FEB 06, 2007 04:39 AM

"During a Dharma course with (the old) Kalu Rinpoche (decades ago) in Germany i heard a conversation by two young females, they did discuss his suggested advise quitting smoking would be beneficial for both females in the long run. I heard the pro and contra of the discussion and the final result was, to quit smoking was an impossibility for them both, because they still enjoy it too much.
This was the initial starting point for me to quit smoking for ever.

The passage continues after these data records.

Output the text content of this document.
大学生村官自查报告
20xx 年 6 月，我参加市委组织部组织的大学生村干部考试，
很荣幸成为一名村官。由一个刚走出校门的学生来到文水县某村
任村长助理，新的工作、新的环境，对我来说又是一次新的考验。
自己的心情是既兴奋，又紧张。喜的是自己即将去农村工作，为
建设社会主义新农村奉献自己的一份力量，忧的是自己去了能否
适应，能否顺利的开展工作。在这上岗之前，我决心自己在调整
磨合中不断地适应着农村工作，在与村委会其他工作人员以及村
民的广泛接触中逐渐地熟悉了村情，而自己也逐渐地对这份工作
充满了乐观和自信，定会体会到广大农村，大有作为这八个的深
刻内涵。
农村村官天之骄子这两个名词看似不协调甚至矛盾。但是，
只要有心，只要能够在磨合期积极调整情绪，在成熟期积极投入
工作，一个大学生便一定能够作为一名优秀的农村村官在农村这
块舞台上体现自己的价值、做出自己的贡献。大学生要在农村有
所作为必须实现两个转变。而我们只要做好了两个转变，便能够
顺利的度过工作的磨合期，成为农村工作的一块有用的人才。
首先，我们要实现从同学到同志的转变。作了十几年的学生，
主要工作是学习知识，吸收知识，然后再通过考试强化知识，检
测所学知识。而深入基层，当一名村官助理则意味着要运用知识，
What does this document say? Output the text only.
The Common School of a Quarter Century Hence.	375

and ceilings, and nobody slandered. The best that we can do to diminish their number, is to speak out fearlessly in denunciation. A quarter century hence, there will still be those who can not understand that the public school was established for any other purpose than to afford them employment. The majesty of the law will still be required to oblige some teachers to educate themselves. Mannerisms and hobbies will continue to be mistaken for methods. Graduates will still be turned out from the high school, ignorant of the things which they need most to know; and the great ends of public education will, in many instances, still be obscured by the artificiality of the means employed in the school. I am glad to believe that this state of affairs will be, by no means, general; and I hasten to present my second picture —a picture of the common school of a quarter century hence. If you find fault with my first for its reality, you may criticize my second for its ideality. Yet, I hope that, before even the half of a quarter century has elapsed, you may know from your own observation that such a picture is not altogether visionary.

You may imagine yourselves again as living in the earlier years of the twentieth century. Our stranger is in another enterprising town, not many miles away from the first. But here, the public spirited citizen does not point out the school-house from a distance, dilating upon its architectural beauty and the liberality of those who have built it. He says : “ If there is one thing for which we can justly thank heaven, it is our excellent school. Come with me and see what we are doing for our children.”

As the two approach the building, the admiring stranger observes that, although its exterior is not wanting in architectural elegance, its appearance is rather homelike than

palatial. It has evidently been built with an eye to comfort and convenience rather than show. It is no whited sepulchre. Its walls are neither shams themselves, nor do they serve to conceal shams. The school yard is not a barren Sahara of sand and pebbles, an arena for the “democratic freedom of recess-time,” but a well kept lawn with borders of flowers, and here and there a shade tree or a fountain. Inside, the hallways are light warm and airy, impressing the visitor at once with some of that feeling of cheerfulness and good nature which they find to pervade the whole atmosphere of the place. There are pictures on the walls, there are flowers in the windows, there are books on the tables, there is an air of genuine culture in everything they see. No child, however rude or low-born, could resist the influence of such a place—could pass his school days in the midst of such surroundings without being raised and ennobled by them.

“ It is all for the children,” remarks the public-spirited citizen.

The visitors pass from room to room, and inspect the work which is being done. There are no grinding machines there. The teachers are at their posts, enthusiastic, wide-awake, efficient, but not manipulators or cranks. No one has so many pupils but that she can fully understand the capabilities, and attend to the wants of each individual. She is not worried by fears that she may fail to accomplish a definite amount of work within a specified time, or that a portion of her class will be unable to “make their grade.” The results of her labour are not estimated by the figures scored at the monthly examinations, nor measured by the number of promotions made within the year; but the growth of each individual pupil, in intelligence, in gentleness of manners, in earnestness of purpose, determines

I just stormed the room of Kalu Rinpoche and told him the before heard conversation and i told him i felt inspired to take this opportunity of the before heard advise (original told to the two females) but follow it by myself.
{I think the psychological effect which did tricker out my final decission was the absurd conversation, the childish play of two young females on the cost of their health by neglecting one good advise of a wise man}
Kalu Rinpoche granted his blessing and i never touched any tobacco after again."

by Dave
From: Cologne, Germany
http://www.lioncity.net/buddhism/index.php?showtopic=25672

ron

ron

United Kingdom
February 2003

FEB 10, 2007 01:18 PM

Brad Warner speaks for most Buddhist traditions here. I remember someone asking the previous Karmapa about attaining Enlightenment through using the right kind of drugs - this was on his first visit to the West in the early 1970s - and both he and his monks fell about laughing. Some of his Western audience were quite annoyed. Not what people wanted to hear.